Les caisses espagnoles tardent à lever des capitaux privés
Sommées de présenter d’ici aujourd’hui à la Banque d’Espagne leurs plans de recapitalisation, les caisses d’épargne entretiennent encore le flou sur leurs marges de manœuvre. Au dernier pointage de vendredi, elles prévoyaient de recourir au Fonds de recapitalisation du secteur bancaire espagnol, le Frob, pour une poignée de milliards. Les cajas doivent pourtant lever plus de 14 milliards pour respecter le ratio de solvabilité imposé par le régulateur au 30 septembre 2011, soit 10% des actifs pondérés. La Banque d’Espagne statuera avant le 14 avril sur les plans qui lui sont soumis.
Les stratégies envisagées – introductions en Bourse, ou négociations avec des fonds de capital investissement – n’ont pour l’heure guère abouti. Catalunyacaixa, un ensemble de trois caisses qui pointe au cinquième rang du secteur avec 77 milliards d’euros d’actifs, a décidé le 23 mars de recourir intégralement au Frob. Elle lui demandera les 1,7 milliard dont elle a besoin, après avoir déjà reçu 1,25 milliard au moment de l’intégration des trois caisses.

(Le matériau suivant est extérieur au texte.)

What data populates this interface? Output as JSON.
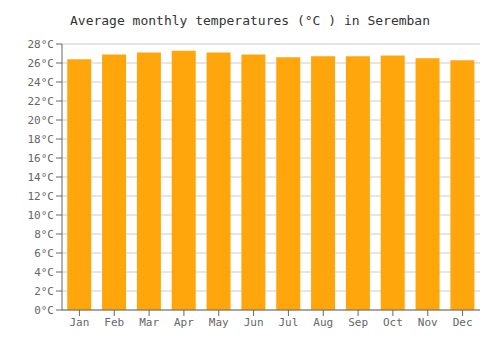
{
  "chart_data": {
    "type": "bar",
    "title": "Average monthly temperatures (°C ) in Seremban",
    "categories": [
      "Jan",
      "Feb",
      "Mar",
      "Apr",
      "May",
      "Jun",
      "Jul",
      "Aug",
      "Sep",
      "Oct",
      "Nov",
      "Dec"
    ],
    "values": [
      26.4,
      26.9,
      27.1,
      27.3,
      27.1,
      26.9,
      26.6,
      26.7,
      26.7,
      26.8,
      26.5,
      26.3
    ],
    "color": "#FFA60D",
    "ylim": [
      0,
      28
    ],
    "yticks": [
      {
        "value": 0,
        "label": "0°C"
      },
      {
        "value": 2,
        "label": "2°C"
      },
      {
        "value": 4,
        "label": "4°C"
      },
      {
        "value": 6,
        "label": "6°C"
      },
      {
        "value": 8,
        "label": "8°C"
      },
      {
        "value": 10,
        "label": "10°C"
      },
      {
        "value": 12,
        "label": "12°C"
      },
      {
        "value": 14,
        "label": "14°C"
      },
      {
        "value": 16,
        "label": "16°C"
      },
      {
        "value": 18,
        "label": "18°C"
      },
      {
        "value": 20,
        "label": "20°C"
      },
      {
        "value": 22,
        "label": "22°C"
      },
      {
        "value": 24,
        "label": "24°C"
      },
      {
        "value": 26,
        "label": "26°C"
      },
      {
        "value": 28,
        "label": "28°C"
      }
    ],
    "grid": true
  }
}
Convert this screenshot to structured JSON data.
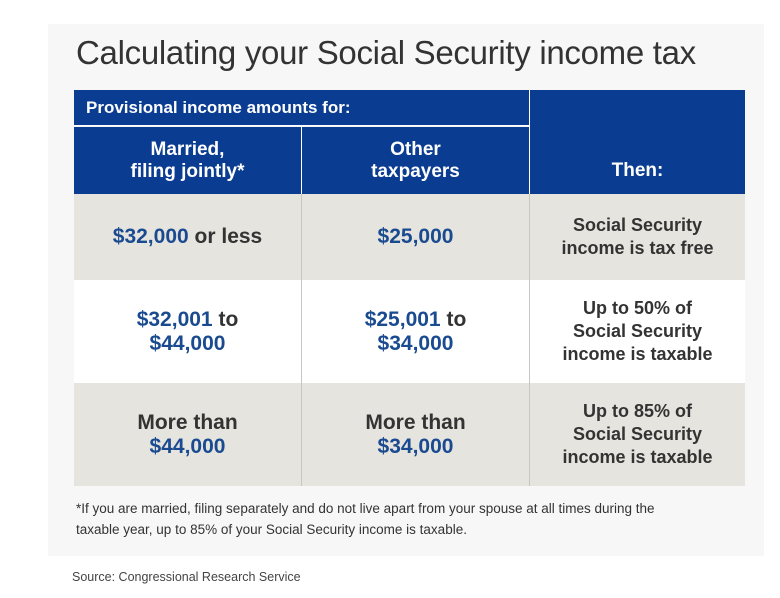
{
  "title": "Calculating your Social Security income tax",
  "table": {
    "header_group": "Provisional income amounts for:",
    "col1_lines": [
      "Married,",
      "filing jointly*"
    ],
    "col2_lines": [
      "Other",
      "taxpayers"
    ],
    "col3": "Then:",
    "rows": [
      {
        "c1": {
          "amount": "$32,000",
          "suffix": " or less"
        },
        "c2": {
          "amount": "$25,000"
        },
        "c3_lines": [
          "Social Security",
          "income is tax free"
        ]
      },
      {
        "c1": {
          "line1_amount": "$32,001",
          "line1_suffix": " to",
          "line2_amount": "$44,000"
        },
        "c2": {
          "line1_amount": "$25,001",
          "line1_suffix": " to",
          "line2_amount": "$34,000"
        },
        "c3_lines": [
          "Up to 50% of",
          "Social Security",
          "income is taxable"
        ]
      },
      {
        "c1": {
          "line1": "More than",
          "line2_amount": "$44,000"
        },
        "c2": {
          "line1": "More than",
          "line2_amount": "$34,000"
        },
        "c3_lines": [
          "Up to 85% of",
          "Social Security",
          "income is taxable"
        ]
      }
    ]
  },
  "footnote_lines": [
    "*If you are married, filing separately and do not live apart from your spouse at all times during the",
    "taxable year, up to 85% of your Social Security income is taxable."
  ],
  "source": "Source: Congressional Research Service",
  "colors": {
    "header_bg": "#0a3d91",
    "amount_blue": "#1a4a8f",
    "row_shade": "#e6e4df"
  }
}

Le numéro quatre, Novacaixagalicia, cherche pour sa part à lever 2,6 milliards de fonds propres, après avoir bénéficié de 1,16 milliard de fonds publics. Conseillée par UBS, et «après quatre semaines intenses de négociations», la caisse entend toujours lever des fonds auprès d’investisseurs privés «en minimisant l’apport du Frob», sans plus de précisions. Elle pense aussi dégager entre 650 millions et un milliard d’euros de capital grâce à des cessions. Selon les hypothèses, l’apport résiduel du Frob oscillerait entre 500 millions et 2 milliards.
D’autres groupements de caisses tâtonnent. Banco Base, en quête de 1,4 milliard, aurait renoncé à son IPO faute d’obtenir une valorisation acceptable. Plus gênant, ses membres se divisent sur la marche à suivre : Cajastur préfère en appeler au Frob alors que Caja Mediterraneo (CAM) plaide pour la Bourse, et la première juge que la seconde surestime la valeur de ses actifs immobiliers. Pour régler le problème, la Banque d’Espagne aurait proposé à La Caixa de reprendre CAM, selon El Pais du 25 mars.La recapitalisation des cajas par des fonds privés achoppe sur la nature réelle de leurs besoins. Les 14 milliards d’euros annoncés par la Banque d’Espagne sont très loin des estimations des analystes, qui avancent des besoins de 50 à 80 milliards d’euros en moyenne pour l’ensemble du secteur bancaire.